J'aimerais être mort, avoir connu cela, puis être
revenu. Quel serait l'impact sur l'état d'esprit ? Que nous disent ceux qui ont
connu des NDE (Near Death Experience) ?
Avant cela, comme être sûr que l'on n'est pas mort ?
Après tout, plusieurs films jouent sur ce thème, en particulier Les autres d'un
jeune réalisateur espagnol. Probablement, les émotions devant le beau en
particulier, si elles ne sont pas une preuve irréfutable de vie, sont une bonne
simulation :). Devant la "9ème" de Beethoven, les "Barricades mystérieuses" de
Couperin, le scintillement intérieur du cœur, le frisson dans l'épine dorsale...
La preuve par le ressenti dans le corps. Quel est le "beau" qui vous fait
frissonner ?
Posons le
postulat : je suis vivant. Est-il possible alors d'inventer sa propre mort ?
Comment cela s'est-il passé ? Quand ? A quel age ? Accident, maladie, sommeil
simplement ? Supposons...
Je suis mort
il y a bien longtemps. J'avais dix ans. Et puis, allez savoir pourquoi, plus
d'envie de vivre. Un suicide en quelque sorte. Comment me suis-je suicidé ?
Franchement, je ne m'en souviens plus. Pour être franc, ce fut insensible.
J'étais vivant... puis mort. Enfin... insensible... la mort elle-même ; si mort
il y eut, ce fut bien à cause d'une envie, envie de mourir évidemment. Peu
importe finalement. Disons que cela s'est passé pendant le sommeil. Voila, je
m'endors et je me réveille mort, si j'ose dire.
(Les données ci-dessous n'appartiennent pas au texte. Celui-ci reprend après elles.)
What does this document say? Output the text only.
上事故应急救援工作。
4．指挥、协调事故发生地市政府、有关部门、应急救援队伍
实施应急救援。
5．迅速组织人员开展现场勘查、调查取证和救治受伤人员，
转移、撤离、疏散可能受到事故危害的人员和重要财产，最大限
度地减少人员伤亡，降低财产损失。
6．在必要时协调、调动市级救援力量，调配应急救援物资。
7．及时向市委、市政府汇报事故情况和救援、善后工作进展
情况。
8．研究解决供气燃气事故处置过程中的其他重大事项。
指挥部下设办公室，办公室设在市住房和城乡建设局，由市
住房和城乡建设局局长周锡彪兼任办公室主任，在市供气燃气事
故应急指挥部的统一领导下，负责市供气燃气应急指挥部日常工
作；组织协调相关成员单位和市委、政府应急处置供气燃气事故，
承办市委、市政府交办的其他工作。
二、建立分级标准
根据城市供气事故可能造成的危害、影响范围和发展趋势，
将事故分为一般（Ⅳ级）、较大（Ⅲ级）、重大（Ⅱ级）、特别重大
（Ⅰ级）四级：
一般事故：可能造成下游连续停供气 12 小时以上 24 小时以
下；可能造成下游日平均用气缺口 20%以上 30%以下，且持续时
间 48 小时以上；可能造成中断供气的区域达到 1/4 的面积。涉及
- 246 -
Avant tout, un fait curieux :
sincèrement on ne s'en rend pas compte (que l'on est mort). A posteriori, des
signes finissent par s'accumuler : les couleurs moins vives, les goûts moins
prononcés, les odeurs fades ou inexistantes. Un peu comme une photo " mate " par
rapport à une " brillante ". Ce qui est terrible, c'est l'habitude. On s'habitue
à être mort, c'est incroyable ! Comme quoi, on s'habitue à tout… Un premier
enseignement de cette expérience : il est possible de vivre " mort ". D'une
part, cela procure plusieurs avantages : on ne risque plus rien… Aussi, rien n'a
vraiment de l'importance : il s'est passé cela… Ah bon… Et puis encore, cela
règle d'un coup les problèmes de la vie précédente.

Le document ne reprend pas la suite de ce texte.